| Ch 14 | Page 2 / 21 | |
| Cancer follow-up |
Treated cancer history | |
Nowadays, we can unfortunately only cure around half of cancer patients.
For many patients, after initial treatment, complete clinical remission is obtained: no tumour can be found either clinically or using imaging techniques, and patients appear to be cured.
Such ‘apparent cure’ is observed in many cancers:
- in breast cancer (after surgery, radiotherapy and hormonotherapy or chemotherapy),
- in head and neck cancer (after surgical excision and complementary radiotherapy),
- in oesophageal cancer (after surgery of radical radiotherapy),
- in rectum cancer (after radical surgery),
- in prostate cancer (after radical prostatectomy or radiotherapy),
- and so on...
Patients will benefit from a long period with no symptoms.
Such clinical remission can last for very varying periods of time.
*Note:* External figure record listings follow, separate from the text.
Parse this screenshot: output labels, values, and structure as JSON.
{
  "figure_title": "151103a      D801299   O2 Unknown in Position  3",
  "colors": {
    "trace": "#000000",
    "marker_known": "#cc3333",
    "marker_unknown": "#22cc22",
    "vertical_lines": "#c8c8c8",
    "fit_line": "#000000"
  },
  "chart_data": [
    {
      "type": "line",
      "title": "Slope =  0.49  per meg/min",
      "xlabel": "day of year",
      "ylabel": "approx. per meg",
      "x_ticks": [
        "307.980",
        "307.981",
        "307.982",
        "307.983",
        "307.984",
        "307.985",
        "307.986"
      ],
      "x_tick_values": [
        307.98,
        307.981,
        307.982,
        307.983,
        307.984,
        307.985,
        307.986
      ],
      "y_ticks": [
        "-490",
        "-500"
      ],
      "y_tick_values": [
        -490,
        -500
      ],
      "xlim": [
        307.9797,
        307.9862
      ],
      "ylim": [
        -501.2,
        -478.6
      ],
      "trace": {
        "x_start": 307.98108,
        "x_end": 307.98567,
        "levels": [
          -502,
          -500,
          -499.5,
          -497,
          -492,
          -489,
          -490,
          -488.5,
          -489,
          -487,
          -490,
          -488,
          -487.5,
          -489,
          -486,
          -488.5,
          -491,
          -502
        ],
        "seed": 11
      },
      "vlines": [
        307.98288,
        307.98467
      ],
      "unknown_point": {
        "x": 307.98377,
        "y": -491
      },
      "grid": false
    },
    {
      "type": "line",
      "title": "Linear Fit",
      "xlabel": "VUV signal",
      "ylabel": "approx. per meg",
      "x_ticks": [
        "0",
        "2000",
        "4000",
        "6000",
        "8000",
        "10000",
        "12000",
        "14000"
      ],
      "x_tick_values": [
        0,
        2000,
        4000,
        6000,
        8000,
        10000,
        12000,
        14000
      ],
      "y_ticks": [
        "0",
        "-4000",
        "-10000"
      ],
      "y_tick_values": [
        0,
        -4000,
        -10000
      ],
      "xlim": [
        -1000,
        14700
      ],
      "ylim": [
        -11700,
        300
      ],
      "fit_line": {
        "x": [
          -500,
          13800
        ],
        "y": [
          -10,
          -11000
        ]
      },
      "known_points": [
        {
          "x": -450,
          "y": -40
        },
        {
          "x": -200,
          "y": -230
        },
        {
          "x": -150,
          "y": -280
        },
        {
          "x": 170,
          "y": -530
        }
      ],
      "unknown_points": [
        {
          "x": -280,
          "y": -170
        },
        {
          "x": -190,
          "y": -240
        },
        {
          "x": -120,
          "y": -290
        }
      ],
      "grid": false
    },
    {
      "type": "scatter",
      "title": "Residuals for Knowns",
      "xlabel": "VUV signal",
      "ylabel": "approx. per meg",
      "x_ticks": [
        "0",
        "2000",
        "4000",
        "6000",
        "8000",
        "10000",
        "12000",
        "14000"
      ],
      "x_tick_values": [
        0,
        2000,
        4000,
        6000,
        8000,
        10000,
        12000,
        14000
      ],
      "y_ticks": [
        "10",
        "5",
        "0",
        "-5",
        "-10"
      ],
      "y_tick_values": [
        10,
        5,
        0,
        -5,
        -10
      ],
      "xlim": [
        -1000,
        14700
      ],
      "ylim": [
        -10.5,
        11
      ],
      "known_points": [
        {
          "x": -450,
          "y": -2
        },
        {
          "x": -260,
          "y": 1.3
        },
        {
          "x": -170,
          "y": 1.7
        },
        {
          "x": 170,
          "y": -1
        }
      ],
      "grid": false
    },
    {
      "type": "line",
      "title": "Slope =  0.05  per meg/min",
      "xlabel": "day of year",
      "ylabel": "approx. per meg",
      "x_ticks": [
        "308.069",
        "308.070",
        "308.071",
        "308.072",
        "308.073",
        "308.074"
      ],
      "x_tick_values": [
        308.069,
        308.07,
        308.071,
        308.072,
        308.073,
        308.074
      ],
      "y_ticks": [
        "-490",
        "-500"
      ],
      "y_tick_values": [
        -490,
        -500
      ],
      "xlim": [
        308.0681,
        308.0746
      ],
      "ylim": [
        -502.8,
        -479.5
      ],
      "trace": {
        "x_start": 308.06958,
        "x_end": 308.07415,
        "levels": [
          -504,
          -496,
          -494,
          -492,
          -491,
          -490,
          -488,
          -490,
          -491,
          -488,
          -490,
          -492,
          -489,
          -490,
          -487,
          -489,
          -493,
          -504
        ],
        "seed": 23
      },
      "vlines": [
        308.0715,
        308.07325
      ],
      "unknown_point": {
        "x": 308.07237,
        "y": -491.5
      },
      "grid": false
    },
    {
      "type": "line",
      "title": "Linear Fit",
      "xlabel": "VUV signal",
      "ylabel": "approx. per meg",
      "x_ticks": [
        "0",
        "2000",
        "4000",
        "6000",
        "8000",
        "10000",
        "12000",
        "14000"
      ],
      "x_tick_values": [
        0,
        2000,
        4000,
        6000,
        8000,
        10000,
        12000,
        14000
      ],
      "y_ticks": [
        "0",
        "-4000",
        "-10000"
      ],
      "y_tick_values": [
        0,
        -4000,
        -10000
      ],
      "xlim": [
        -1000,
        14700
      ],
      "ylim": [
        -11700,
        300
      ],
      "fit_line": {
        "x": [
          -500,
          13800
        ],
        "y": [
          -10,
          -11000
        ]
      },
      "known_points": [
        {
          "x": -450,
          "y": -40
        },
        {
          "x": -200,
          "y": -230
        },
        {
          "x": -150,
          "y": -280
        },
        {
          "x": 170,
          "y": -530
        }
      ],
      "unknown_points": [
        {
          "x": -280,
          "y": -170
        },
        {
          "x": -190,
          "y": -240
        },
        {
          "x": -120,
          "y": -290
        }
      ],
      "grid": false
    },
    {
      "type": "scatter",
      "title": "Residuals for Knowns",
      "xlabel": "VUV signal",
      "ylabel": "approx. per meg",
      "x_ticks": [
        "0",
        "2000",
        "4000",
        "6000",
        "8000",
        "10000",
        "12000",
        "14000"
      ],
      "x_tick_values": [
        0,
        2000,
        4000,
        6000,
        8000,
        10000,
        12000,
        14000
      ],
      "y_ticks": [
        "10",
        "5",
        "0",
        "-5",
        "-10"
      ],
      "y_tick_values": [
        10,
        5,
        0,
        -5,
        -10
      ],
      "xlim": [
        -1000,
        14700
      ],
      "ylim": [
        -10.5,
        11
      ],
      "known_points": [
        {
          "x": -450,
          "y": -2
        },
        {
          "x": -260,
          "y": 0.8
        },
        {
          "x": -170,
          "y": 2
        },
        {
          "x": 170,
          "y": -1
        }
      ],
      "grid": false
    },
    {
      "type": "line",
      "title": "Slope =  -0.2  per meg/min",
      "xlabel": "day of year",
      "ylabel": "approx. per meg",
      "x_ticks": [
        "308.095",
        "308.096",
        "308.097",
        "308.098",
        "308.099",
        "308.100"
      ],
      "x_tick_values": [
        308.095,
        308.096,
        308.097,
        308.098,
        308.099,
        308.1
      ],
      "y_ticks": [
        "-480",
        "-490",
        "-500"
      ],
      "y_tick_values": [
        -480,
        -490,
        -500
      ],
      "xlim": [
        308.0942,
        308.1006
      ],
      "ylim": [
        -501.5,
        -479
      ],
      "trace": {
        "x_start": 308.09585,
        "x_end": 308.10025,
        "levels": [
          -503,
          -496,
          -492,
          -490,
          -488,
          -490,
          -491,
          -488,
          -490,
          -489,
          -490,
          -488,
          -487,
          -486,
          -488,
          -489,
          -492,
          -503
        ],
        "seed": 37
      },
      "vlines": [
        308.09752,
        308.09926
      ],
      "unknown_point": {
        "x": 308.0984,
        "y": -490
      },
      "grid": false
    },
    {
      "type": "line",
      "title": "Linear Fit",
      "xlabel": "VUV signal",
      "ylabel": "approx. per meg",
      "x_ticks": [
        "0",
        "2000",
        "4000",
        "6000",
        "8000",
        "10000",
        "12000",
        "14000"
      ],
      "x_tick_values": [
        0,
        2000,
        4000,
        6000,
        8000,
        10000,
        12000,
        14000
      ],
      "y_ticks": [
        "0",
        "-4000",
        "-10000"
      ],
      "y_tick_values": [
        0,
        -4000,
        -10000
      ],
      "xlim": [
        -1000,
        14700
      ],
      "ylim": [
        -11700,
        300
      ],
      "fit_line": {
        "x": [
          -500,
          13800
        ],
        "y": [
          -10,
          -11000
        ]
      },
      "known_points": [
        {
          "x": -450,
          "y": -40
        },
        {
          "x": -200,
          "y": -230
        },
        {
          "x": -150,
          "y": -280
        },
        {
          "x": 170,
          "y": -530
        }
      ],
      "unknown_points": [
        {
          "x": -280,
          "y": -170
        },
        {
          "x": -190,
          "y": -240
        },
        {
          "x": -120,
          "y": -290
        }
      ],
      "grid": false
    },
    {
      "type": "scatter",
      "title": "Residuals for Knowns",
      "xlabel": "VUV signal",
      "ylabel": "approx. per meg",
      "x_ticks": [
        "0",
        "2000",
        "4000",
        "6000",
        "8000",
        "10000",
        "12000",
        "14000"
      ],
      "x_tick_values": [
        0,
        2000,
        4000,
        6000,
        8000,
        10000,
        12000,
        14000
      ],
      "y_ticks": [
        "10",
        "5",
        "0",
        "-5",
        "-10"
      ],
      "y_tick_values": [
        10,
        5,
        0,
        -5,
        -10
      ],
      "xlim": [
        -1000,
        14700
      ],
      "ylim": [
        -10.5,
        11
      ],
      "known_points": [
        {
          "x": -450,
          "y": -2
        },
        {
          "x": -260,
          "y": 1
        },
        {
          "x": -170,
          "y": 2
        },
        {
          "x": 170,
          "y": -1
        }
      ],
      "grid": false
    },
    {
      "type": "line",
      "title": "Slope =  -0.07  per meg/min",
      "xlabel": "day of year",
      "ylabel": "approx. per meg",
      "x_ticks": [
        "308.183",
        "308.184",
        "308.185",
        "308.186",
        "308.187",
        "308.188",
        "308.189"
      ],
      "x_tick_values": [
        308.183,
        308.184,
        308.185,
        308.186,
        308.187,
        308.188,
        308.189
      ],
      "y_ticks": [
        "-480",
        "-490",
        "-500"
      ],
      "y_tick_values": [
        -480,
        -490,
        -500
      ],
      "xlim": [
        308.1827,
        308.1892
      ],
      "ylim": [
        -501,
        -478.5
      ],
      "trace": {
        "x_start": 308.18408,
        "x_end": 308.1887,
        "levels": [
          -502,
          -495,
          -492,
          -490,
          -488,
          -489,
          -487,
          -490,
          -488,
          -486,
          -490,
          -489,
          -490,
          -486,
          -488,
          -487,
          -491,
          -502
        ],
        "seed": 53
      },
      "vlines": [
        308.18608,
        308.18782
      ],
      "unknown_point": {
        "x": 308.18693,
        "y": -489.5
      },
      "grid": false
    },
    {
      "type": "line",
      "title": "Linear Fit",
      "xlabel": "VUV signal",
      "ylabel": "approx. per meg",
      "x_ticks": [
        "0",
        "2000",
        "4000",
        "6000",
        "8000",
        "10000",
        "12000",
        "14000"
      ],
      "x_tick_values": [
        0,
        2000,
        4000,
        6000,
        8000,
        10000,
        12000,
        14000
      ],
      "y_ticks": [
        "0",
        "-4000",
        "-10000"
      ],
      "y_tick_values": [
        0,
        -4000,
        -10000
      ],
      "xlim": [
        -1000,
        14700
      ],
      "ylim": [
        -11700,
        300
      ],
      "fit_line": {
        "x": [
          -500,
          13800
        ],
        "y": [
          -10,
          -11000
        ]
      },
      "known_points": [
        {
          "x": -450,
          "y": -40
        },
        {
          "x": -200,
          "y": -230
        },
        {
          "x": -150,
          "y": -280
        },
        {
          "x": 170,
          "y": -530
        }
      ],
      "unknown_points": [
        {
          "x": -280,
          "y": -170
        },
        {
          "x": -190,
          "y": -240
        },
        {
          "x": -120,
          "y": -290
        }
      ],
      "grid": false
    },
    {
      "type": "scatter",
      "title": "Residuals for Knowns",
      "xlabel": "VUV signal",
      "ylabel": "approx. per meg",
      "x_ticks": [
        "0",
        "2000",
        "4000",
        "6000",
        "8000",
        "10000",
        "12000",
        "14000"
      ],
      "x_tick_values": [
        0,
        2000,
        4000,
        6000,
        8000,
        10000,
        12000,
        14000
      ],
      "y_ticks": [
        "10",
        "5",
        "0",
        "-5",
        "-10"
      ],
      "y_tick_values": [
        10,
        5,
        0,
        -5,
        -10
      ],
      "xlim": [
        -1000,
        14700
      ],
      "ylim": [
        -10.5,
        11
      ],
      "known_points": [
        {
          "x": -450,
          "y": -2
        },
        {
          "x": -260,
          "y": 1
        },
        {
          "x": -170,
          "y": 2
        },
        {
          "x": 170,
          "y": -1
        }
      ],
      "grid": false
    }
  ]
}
Depending on the type of cancer, a proportion of patients will in fact be definitively cured and no sign of recurrence will be seen until death occurs, provoked by another disease or event (cardiovascular, cerebral, infectious, accident and so on).
For many other patients, apparently cured, this period will abruptly come to an end with relapse which is demonstrated:
- Either by biological assays (which are more or less specific),
- Or by systematic clinical examination,
- Or by other systemic screening procedure (see below),
- Or by clinical symptoms in relation either to the original tumour or to remote metastases.
For almost all patients, this relapse will change the treatment intent from a curative treatment phase (the patient can be cured and all available ressources should be used to obtain such full recovery) to a palliative treatment phase (we know that we can no longer cure the patient).
At this latter period, the treatment aims are:
- To prolong the patient’s lifespan,
- To relieve the patient from his/her painful or unpleasant symptoms,
- To improve quality of live, for as long as possible.
However, choosing the treatment is not easy. We do not know for how long the patient in front of us is going to live even if, statistically, we do know (with relative precision) the mean duration of life after relapse, since:
- certain patients suffer very rapid evolution,
- others have long-lasting cancer development, whilst preserving good quality of life,
- some therapeutic responses are unusual by their unexpected quality or duration,
- on the contrary, treatment or cancer complications may lead to a major deterioration in quality of life without shortening the lifespan (for instance, paraplegia is a major disability which is not predictive of rapid death).
We therefore need to find the thin line that exists between two major treatment dilemmas:
- Either under-treating the patient, hence not offering him/her all the possible chances,
- Or over-treating the patient with pointless iatrogenic complications with no change in the fatal prognosis.